Effectively supporting the body through perimenopause and into menopause involves a holistic approach encompassing nutrition, exercise, sleep, and stress reduction. One common misconception is to reduce the number of calories consumed, but this can lead to potential weight gain over time. It’s important to instead focus on adequate caloric intake and protein consumption. Protein is crucial for muscle retention (which declines in menopause), blood sugar balance, and neurotransmitter synthesis. A daily protein intake of at least 80 grams is the minimum recommended for most individuals and much research shows 1.3 g/kg of weight is where we need to be. Emphasizing healthy fats, along with consuming eight servings of fruits and vegetables daily, contributes to satiety and diminishes cravings for refined carbohydrates, processed foods, and sugars—all of which contribute to weight gain.
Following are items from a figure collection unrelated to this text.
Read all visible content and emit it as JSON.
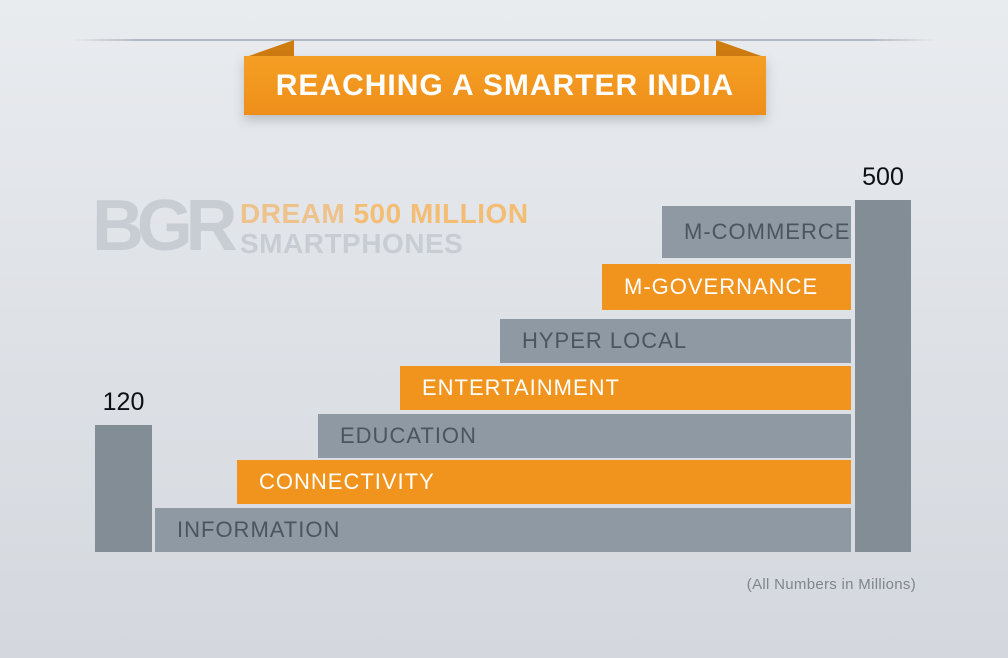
{
  "banner": {
    "title": "REACHING A SMARTER INDIA"
  },
  "watermark": {
    "logo": "BGR",
    "tagline_word1": "DREAM ",
    "tagline_word2": "500 MILLION",
    "tagline_line2": "SMARTPHONES"
  },
  "chart_data": {
    "type": "bar",
    "title": "REACHING A SMARTER INDIA",
    "note": "(All Numbers in Millions)",
    "unit": "Millions",
    "bars": [
      {
        "name": "current-smartphones",
        "label": "120",
        "value": 120
      },
      {
        "name": "dream-smartphones",
        "label": "500",
        "value": 500
      }
    ],
    "steps": [
      "INFORMATION",
      "CONNECTIVITY",
      "EDUCATION",
      "ENTERTAINMENT",
      "HYPER LOCAL",
      "M-GOVERNANCE",
      "M-COMMERCE"
    ],
    "step_colors": [
      "gray",
      "orange",
      "gray",
      "orange",
      "gray",
      "orange",
      "gray"
    ],
    "colors": {
      "orange": "#F0941E",
      "gray": "#8E99A3",
      "bar_gray": "#828D96"
    }
  },
  "footer": {
    "note": "(All Numbers in Millions)"
  }
}
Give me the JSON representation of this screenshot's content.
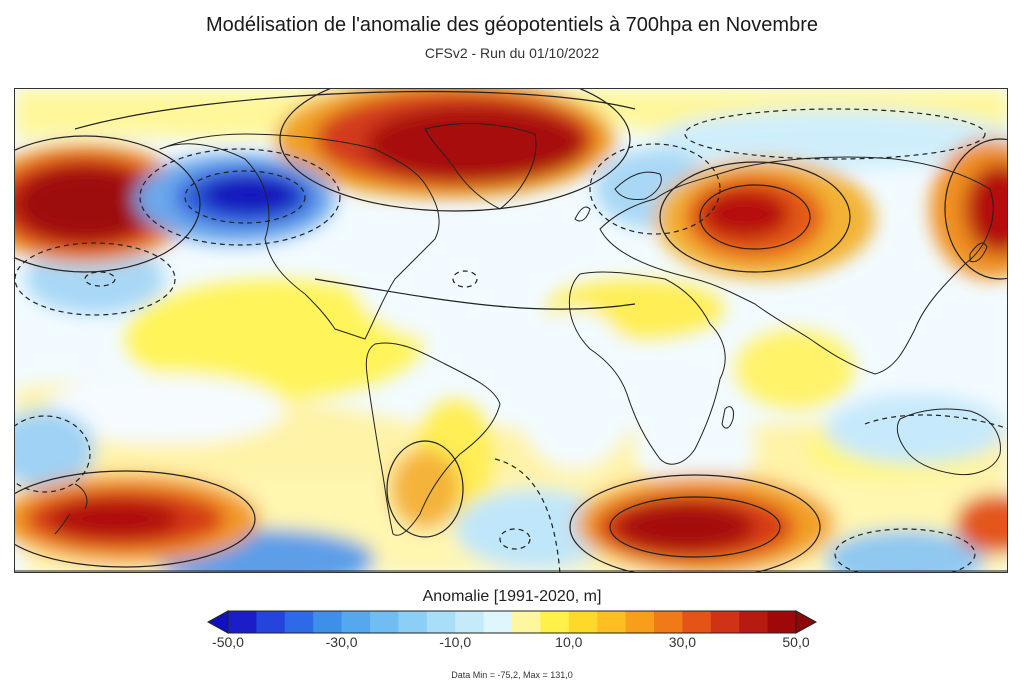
{
  "title": "Modélisation de l'anomalie des géopotentiels à 700hpa en Novembre",
  "subtitle": "CFSv2 - Run du 01/10/2022",
  "legend": {
    "title": "Anomalie [1991-2020, m]",
    "ticks": [
      "-50,0",
      "-30,0",
      "-10,0",
      "10,0",
      "30,0",
      "50,0"
    ],
    "range": [
      -50,
      50
    ],
    "step": 5
  },
  "data_range": "Data Min = -75,2, Max = 131,0",
  "colors": {
    "neg_strong": "#1520c8",
    "neg_mid": "#3d8fe8",
    "neg_weak": "#bfe6fa",
    "neutral": "#f2fbff",
    "pos_weak": "#fff24d",
    "pos_mid": "#f59a1a",
    "pos_strong": "#9e0808"
  }
}
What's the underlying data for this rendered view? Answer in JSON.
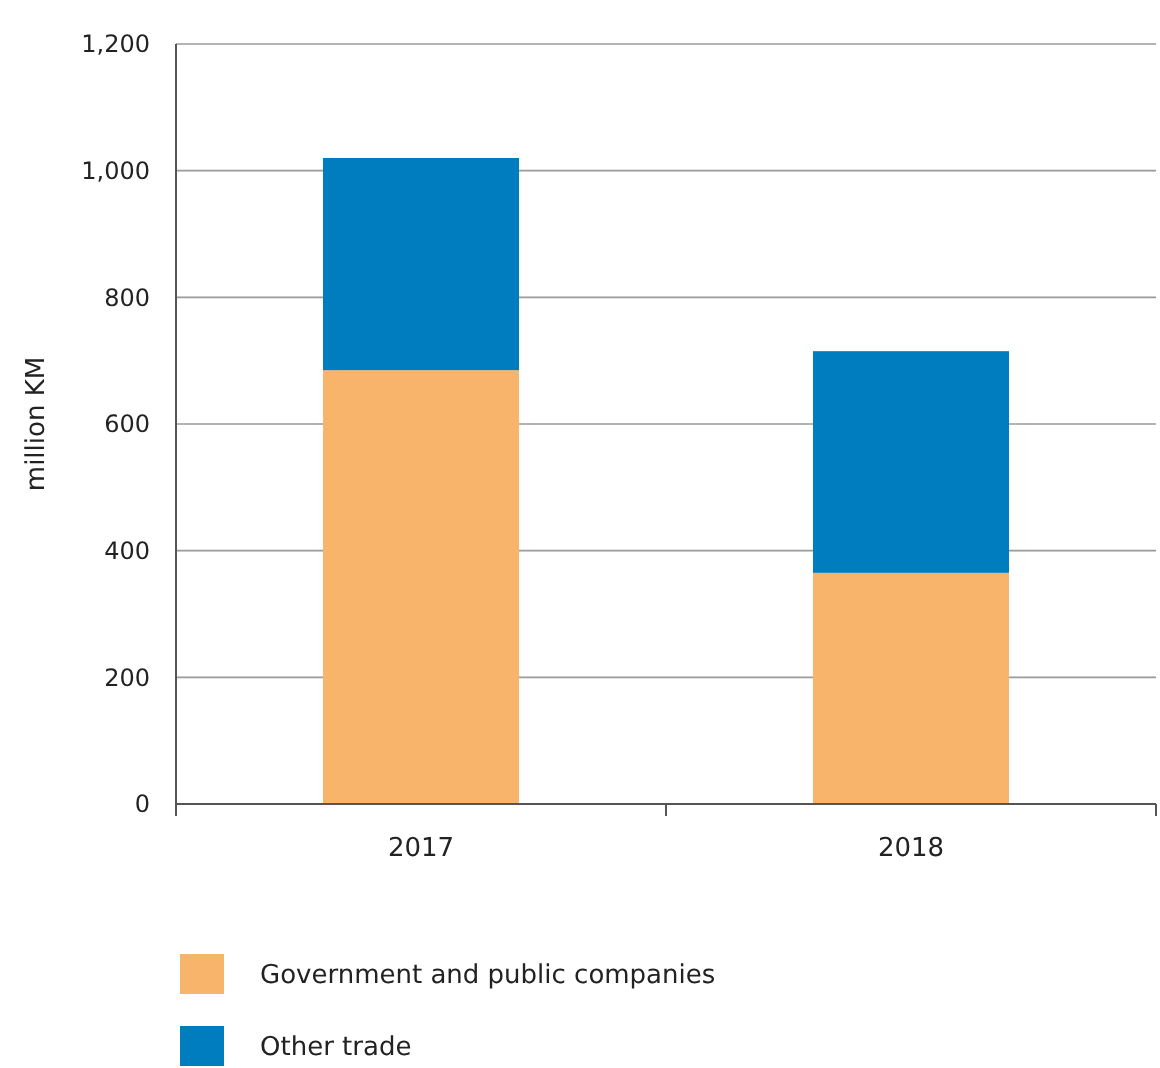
{
  "chart_data": {
    "type": "bar",
    "stacked": true,
    "ylabel": "million KM",
    "categories": [
      "2017",
      "2018"
    ],
    "series": [
      {
        "name": "Government and public companies",
        "color": "#f9b46b",
        "values": [
          685,
          365
        ]
      },
      {
        "name": "Other trade",
        "color": "#007dbf",
        "values": [
          335,
          350
        ]
      }
    ],
    "ylim": [
      0,
      1200
    ],
    "yticks": [
      0,
      {
        "value": 200,
        "label": "200"
      },
      {
        "value": 400,
        "label": "400"
      },
      {
        "value": 600,
        "label": "600"
      },
      {
        "value": 800,
        "label": "800"
      },
      {
        "value": 1000,
        "label": "1,000"
      },
      {
        "value": 1200,
        "label": "1,200"
      }
    ],
    "grid": "y",
    "legend": "bottom"
  }
}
In addition to dietary considerations, prioritizing eight hours of quality sleep each night and implementing stress reduction strategies are crucial for supporting a healthy metabolism and weight management.

It’s essential to acknowledge and embrace that perimenopause is a time of transformation, both for ourselves and our bodies, and it’s natural to experience changes in metabolism. That being said, proactive steps can be taken to support a healthy metabolism and mitigate excessive weight changes during this time. As naturopathic doctors, we are extensively trained and equipped to provide guidance on nutrition and offer tailored support to help you navigate the challenges of menopause with grace and resilience.